Humor

Francisco de Miranda y el secreto de Hamilton

Lo bonito de hacerse independiente es que durante un rato uno se puede hacer la idea de que a partir de ahora la vida será nueva y perfecta. Que todos los problemas han quedado atrás. Así pasa con los hijos que se van de la casa. O con las Trece Colonias cuando se independizaron de Inglaterra. Así pasó con Nueva York que era una de las Trece Colonias originales y con la ciudad que por un ratico (1785-1790) llegó a ser la capital del país (todo un rapto de humildad: luego le dio por ser la capital del mundo). Y uno de los cambios más notorios de Nueva York fue la actitud hacia todo lo que viniera de España, ya fuera los chorizos, el catolicismo o hasta los propios españoles.

Porque hay que recordar que durante la Guerra de Independencia de las Trece Colonias contra Inglaterra tanto Francia como España ayudaron a las colonias rebeldes. No por amor a la libertad: ni el rey francés ni el español tenían intención de liberar sus propias colonias. Era más bien para incomodar a su vieja enemiga, Inglaterra, que para eso son los enemigos. El asunto es que en parte por agradecimiento, en parte porque la constitución de Nueva York de 1777 eliminaba las restricciones contra el culto católico, se consintió que los católicos se asomaran públicamente, celebraran misa y hasta construyeran la iglesia de St. Peter en la calle Barclay.

Entusiasmada, España nombró a un embajador, el banquero vasco Diego de Gardoqui quien durante la guerra había ayudado a enviar fondos y armas a los rebeldes.

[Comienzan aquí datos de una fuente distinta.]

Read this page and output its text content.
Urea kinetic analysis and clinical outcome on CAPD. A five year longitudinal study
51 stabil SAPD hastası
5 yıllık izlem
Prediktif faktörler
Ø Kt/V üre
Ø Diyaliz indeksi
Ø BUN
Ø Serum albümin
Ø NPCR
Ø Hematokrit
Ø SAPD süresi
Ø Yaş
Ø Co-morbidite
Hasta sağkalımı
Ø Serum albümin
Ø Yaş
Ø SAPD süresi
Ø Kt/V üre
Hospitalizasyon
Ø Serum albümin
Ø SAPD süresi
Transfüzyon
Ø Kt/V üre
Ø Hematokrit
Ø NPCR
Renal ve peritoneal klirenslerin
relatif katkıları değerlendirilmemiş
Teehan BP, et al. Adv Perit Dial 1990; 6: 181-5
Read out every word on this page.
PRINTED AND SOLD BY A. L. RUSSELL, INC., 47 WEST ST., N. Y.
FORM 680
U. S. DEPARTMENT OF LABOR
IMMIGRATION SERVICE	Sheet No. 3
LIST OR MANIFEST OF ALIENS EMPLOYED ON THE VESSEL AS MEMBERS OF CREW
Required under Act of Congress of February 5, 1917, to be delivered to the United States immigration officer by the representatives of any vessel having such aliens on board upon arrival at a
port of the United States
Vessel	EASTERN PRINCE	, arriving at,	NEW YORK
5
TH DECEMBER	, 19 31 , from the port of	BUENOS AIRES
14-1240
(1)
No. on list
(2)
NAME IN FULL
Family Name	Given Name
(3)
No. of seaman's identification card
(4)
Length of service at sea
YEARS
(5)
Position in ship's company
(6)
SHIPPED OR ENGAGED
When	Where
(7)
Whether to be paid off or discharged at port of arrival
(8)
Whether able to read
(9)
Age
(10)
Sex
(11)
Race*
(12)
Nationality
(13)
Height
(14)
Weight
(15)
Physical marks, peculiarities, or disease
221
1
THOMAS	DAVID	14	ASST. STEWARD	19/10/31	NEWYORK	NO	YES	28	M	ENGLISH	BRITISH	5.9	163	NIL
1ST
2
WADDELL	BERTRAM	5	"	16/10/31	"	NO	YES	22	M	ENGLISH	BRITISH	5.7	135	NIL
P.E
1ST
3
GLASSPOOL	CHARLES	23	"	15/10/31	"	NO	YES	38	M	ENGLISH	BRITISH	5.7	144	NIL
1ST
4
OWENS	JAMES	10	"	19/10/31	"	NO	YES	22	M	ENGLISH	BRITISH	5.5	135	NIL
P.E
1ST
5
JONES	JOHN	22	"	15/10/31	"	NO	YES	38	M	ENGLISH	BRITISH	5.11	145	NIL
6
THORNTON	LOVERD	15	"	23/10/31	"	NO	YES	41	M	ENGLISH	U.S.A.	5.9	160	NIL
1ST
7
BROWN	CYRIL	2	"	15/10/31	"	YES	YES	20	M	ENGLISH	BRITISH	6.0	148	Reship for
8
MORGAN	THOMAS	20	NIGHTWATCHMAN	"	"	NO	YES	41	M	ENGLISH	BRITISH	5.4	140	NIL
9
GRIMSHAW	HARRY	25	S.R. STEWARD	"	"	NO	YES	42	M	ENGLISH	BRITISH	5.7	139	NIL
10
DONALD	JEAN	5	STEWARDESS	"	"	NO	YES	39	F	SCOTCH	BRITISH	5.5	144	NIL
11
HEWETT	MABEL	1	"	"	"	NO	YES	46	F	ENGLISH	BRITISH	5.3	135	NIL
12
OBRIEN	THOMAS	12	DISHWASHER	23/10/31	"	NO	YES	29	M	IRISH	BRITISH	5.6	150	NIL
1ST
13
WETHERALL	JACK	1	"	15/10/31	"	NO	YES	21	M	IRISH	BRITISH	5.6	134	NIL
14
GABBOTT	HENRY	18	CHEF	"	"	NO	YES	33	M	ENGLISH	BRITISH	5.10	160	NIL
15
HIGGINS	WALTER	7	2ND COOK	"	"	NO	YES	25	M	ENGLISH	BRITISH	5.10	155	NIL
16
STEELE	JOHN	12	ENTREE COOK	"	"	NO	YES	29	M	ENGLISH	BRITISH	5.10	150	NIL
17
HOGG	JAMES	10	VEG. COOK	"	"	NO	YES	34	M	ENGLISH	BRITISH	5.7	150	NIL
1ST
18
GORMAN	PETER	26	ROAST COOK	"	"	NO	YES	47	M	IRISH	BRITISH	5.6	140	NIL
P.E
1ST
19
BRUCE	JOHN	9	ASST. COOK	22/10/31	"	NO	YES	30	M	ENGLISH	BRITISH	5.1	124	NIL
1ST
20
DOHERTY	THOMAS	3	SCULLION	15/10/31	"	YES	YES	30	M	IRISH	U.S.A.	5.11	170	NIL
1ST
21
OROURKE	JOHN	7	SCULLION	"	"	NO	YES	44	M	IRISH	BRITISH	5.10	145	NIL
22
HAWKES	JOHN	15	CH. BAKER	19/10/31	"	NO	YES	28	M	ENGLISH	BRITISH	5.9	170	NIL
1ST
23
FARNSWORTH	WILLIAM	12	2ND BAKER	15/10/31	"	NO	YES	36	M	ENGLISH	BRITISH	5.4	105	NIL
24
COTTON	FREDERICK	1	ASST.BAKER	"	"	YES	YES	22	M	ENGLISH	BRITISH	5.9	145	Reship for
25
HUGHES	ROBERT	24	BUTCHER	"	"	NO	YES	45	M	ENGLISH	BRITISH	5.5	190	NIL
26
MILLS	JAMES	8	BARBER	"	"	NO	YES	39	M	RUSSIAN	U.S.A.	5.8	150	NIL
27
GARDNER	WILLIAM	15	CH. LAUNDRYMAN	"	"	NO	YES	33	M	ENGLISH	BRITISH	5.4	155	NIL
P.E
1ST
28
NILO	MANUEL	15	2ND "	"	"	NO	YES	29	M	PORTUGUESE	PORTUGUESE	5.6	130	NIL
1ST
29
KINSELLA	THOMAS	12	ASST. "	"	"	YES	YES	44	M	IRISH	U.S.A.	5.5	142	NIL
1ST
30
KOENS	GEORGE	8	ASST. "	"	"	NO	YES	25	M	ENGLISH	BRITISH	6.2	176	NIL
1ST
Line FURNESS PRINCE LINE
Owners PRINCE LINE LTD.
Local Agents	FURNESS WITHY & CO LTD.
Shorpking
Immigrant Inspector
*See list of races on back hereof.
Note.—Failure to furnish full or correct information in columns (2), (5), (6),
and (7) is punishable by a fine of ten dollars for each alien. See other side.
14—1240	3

Gardoqui llegó a Nueva York en 1785 y en su casa en Broadway, cerca de Bowling Green, se celebraron las primeras misas católicas después de la independencia. Misas no clandestinas pero discretas, no fuera ser que la falta de costumbre de los locales los indujera a prenderle fuego al embajador.

Gardoqui debe sentirse muy orondo en las páginas de la Historia por ser pionero en importar a la futura capital del mundo tradiciones como la siesta y comunicarse a grito pelado en español. Pero le tengo malas noticias. Un año antes ya había estado en la ciudad otro hablante del idioma de Cervantes y presunto practicante de la noble institución de la siesta. Me refiero nada menos que a Francisco de Miranda, precursor de la independencia americana, inspirador de Simón Bolívar y gobernante de la primera República de Venezuela.

Miranda, viajero empedernido durante toda su vida, ya llevaba unas cuantas millas acumuladas. Además de su natal Venezuela, conocía España y como militar del ejército español había participado en campañas en Marruecos, Argelia y en el sur de los Estados Unidos en apoyo a la independencia de las Trece Colonias. Su impresión de Nueva York fue muy favorable. “Una tolerancia general en el ramo espiritual forma la base de su gobierno —comenta—, cada uno es dueño de rogar o alabar a Dios en la forma y lenguaje que le dicte su conciencia. No hay religión o secta dominante, todas son buenas e iguales. ¡Así reinase el mismo dogma y principios liberales en lo político!”.

¡Lo que es llegar al lugar adecuado en el momento justo! Si hubiera llegado un ratico antes lo habrían sacado a patadas por venir de la parte equivocada del mundo. Y un par de siglos más tarde, también. Pero Miranda tuvo suerte. Cuando aquello el presidente era Washington. Incluso le regaló ejemplares de El Quijote en español que Washington presumiblemente nunca abrió pero al menos lo agradeció porque en aquellos tiempos regalar un libro —aunque fuese en idioma extraño— no se entendía como una ofensa.

Durante su estancia en Nueva York entre enero y julio de 1784 Miranda conoció a Alexander Hamilton y a Samuel Adams mucho antes de que estos fueran un musical y una cerveza respectivamente. O sea, conoció versiones bastante menos divertidas de ambos. Aun así le cayeron bien. Con Alexander “I’m not throwing away my shot” Hamilton incluso conservó una amistad epistolar durante años. En dicha correspondencia discutían sus planes de liberar América del Sur mientras Miranda viajaba por el mundo y acumulaba experiencias ya fuera conspirando en Inglaterra, peleando como oficial de la Revolución Francesa o conociendo Rusia de la mano de Catalina la Grande.

Miranda acumuló experiencias como futuro precursor de la independencia hispanoamericana por casi treinta años. Si luego las cosas no salieron bien no fue por falta de preparación. Pero antes de su glorioso fracaso final Miranda pasó una vez más por Nueva York. No obstante al arribar, en noviembre de 1804 hacía cuatro meses que su amigo Hamilton había muerto en un duelo contra Aaron Burr llevándose a la tumba el secreto de cómo triunfar… aunque fuese muerto y en Broadway.